17

PENDANT presque deux semaines, tout roula sans accroc, et Trahearne et moi cohabitâmes avec autant de bonheur que peuvent en trouver deux vieux célibataires impotents, à peu près comme nous l’avions fait lors de son long séjour sur la North Fork. Pour moi, c’était comme des vacances. Le matin, j’allais courir, puis je m’asseyais au soleil et je lisais, avalant une bonne portion de la bibliothèque de l’écrivain. Après le déjeuner, j’installais ma chaise longue à l’ombre et je me replongeais dans le livre que j’étais en train de lire. Trahearne, de son côté, travaillait toute la journée, noircissant les pages de son bloc-notes de son écriture rageuse en marmonnant tout seul. Tous les après-midi, vers cinq heures, il sortait de la maison, s’étirait et disait en grognant : “Eh bien dites-moi, monsieur Gibbon, on griffonne, on griffonne, on griffonne !1” puis il riait, descendait de la terrasse et sifflait Fireball pour aller faire sa séance d’exercice quotidien.

Tous les après-midi, le grand homme et le petit bulldog allaient en ville à pied, tandis que je les suivais au volant de la Cadillac tel un entraîneur de boxe regardant ses champions faire leur gymnastique. Quand Trahearne commençait à sentir la fatigue, je les prenais tous les deux dans la voiture et nous allions à la piscine de l’hôtel, où Trahearne pataugeait comme un vieux morse jusqu’à ce que sa tête se mette à dodeliner. Alors, je raccompagnais les deux convalescents à la maison et je les nourrissais. Après le dîner, ils allaient tous les deux se coucher et moi, je descendais au faux sous-sol boire des bières en regardant la télé jusqu’à ce que je finisse, moi aussi, par trouver refuge dans le sommeil.

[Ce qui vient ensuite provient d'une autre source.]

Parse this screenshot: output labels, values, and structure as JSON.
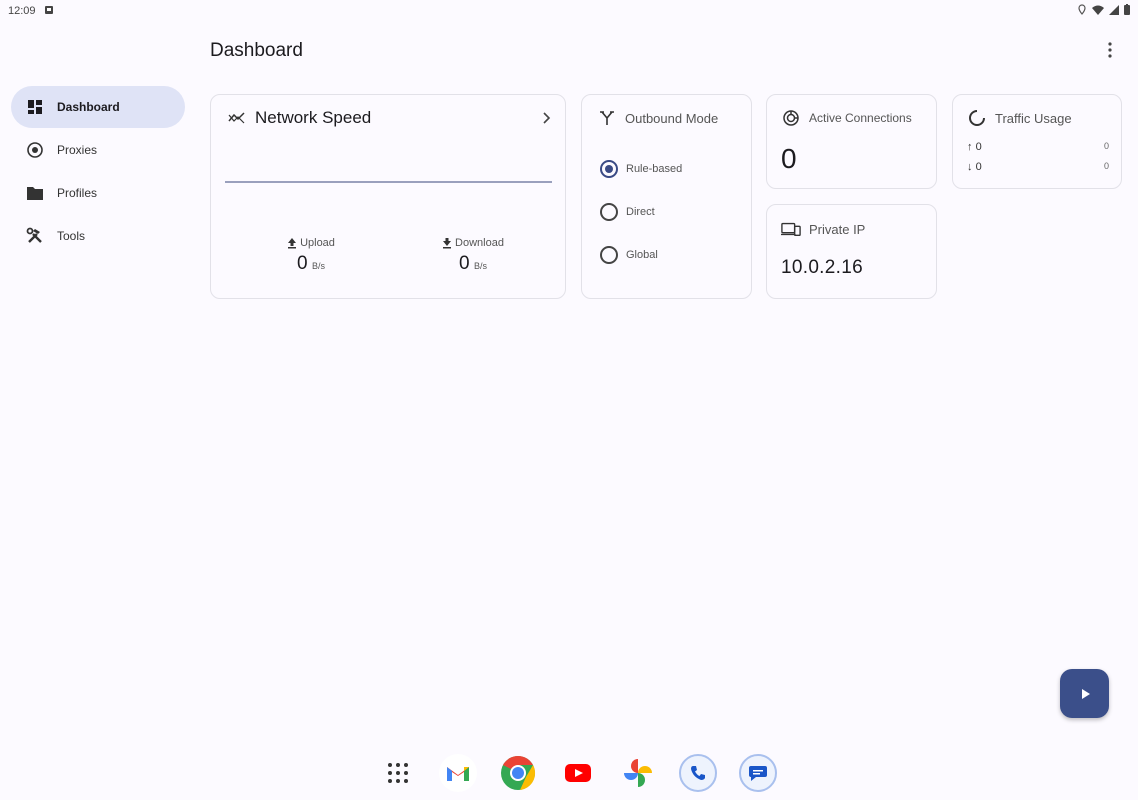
{
  "status_bar": {
    "time": "12:09"
  },
  "header": {
    "title": "Dashboard"
  },
  "nav": {
    "items": [
      {
        "label": "Dashboard",
        "icon": "dashboard-icon"
      },
      {
        "label": "Proxies",
        "icon": "proxies-icon"
      },
      {
        "label": "Profiles",
        "icon": "folder-icon"
      },
      {
        "label": "Tools",
        "icon": "tools-icon"
      }
    ]
  },
  "network_speed": {
    "title": "Network Speed",
    "upload_label": "Upload",
    "upload_value": "0",
    "upload_unit": "B/s",
    "download_label": "Download",
    "download_value": "0",
    "download_unit": "B/s"
  },
  "outbound_mode": {
    "title": "Outbound Mode",
    "options": [
      "Rule-based",
      "Direct",
      "Global"
    ],
    "selected": "Rule-based"
  },
  "active_connections": {
    "title": "Active Connections",
    "value": "0"
  },
  "private_ip": {
    "title": "Private IP",
    "value": "10.0.2.16"
  },
  "traffic_usage": {
    "title": "Traffic Usage",
    "up_arrow": "↑",
    "up_value": "0",
    "up_total": "0",
    "down_arrow": "↓",
    "down_value": "0",
    "down_total": "0"
  },
  "dock": {
    "apps": [
      "app-drawer-icon",
      "gmail-icon",
      "chrome-icon",
      "youtube-icon",
      "photos-icon",
      "phone-icon",
      "messages-icon"
    ]
  },
  "colors": {
    "accent": "#3b4f8a",
    "nav_active_bg": "#dfe3f6",
    "background": "#fcfaff"
  }
}
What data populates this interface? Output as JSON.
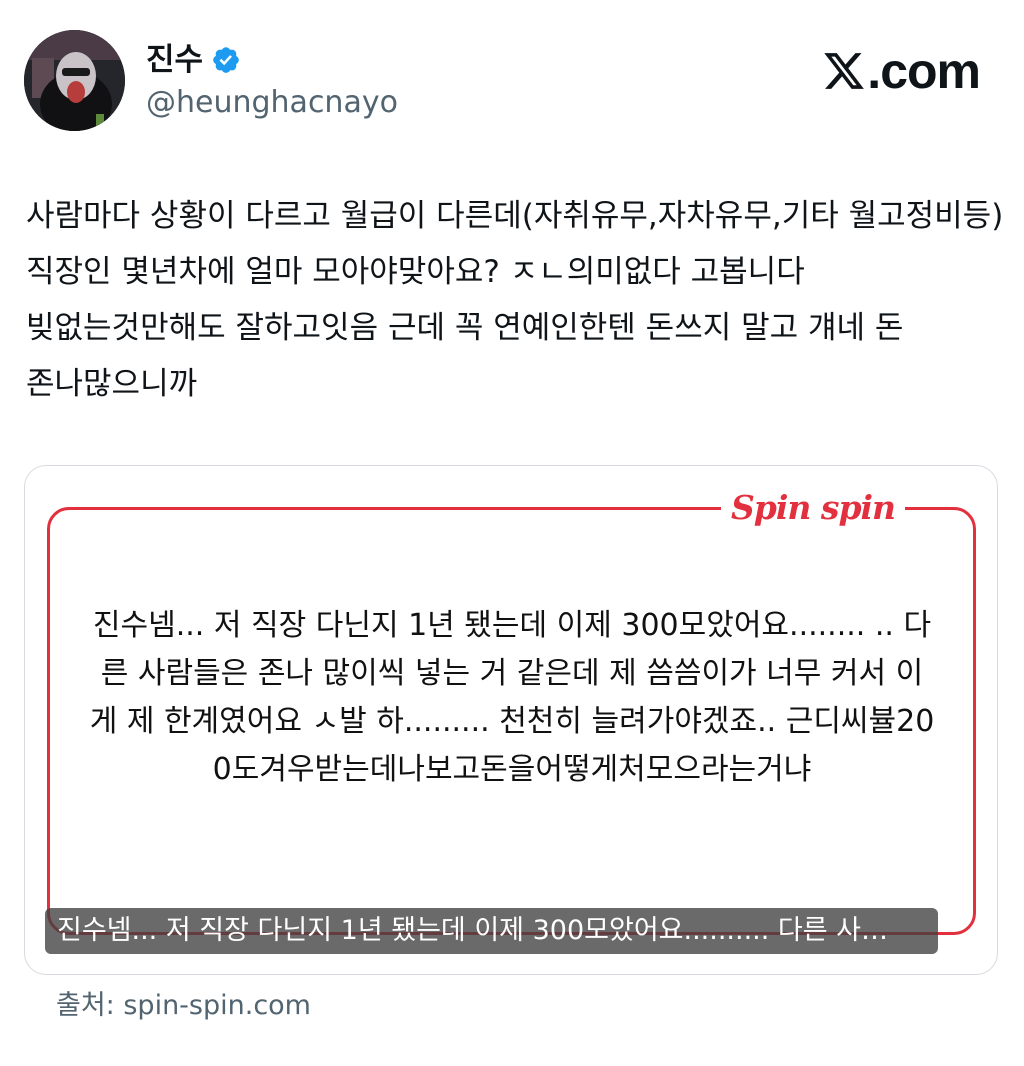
{
  "author": {
    "display_name": "진수",
    "handle": "@heunghacnayo"
  },
  "brand": {
    "domain": ".com"
  },
  "tweet": {
    "text": "사람마다 상황이 다르고 월급이 다른데(자취유무,자차유무,기타 월고정비등) 직장인 몇년차에 얼마 모아야맞아요? ㅈㄴ의미없다 고봅니다 빚없는것만해도 잘하고잇음 근데 꼭 연예인한텐 돈쓰지 말고 걔네 돈 존나많으니까"
  },
  "media": {
    "logo_text": "Spin spin",
    "quote_text": "진수넴... 저 직장 다닌지 1년 됐는데 이제 300모았어요........ .. 다른 사람들은 존나 많이씩 넣는 거 같은데 제 씀씀이가 너무 커서 이게 제 한계였어요 ㅅ발 하......... 천천히 늘려가야겠죠.. 근디씨뷸200도겨우받는데나보고돈을어떻게처모으라는거냐",
    "alt_caption": "진수넴... 저 직장 다닌지 1년 됐는데 이제 300모았어요.......... 다른 사…"
  },
  "source": {
    "text": "출처: spin-spin.com"
  }
}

Tous les matins, pendant que je sortais courir, Catherine apportait à Trahearne une liasse de feuillets dactylographiés et prenait livraison des pages noircies la veille, pour les taper. Un jour, cependant, elle eut du retard, et j’étais de retour, assis sur la terrasse, le souffle court, quand elle gravit les marches du perron. Elle me salua d’un petit signe de tête puis entra dans la maison. Lorsqu’elle en ressortit, elle s’arrêta pour me parler.

— Vous devez sans doute trouver cela étrange, non ? dit-elle en agitant les feuillets jaunes à mon attention.

— Vous êtes la seule personne au monde capable de déchiffrer son écriture, dis-je.

— Je suis heureuse de l’aider comme je peux, dit-elle d’un ton bougon en s’éloignant.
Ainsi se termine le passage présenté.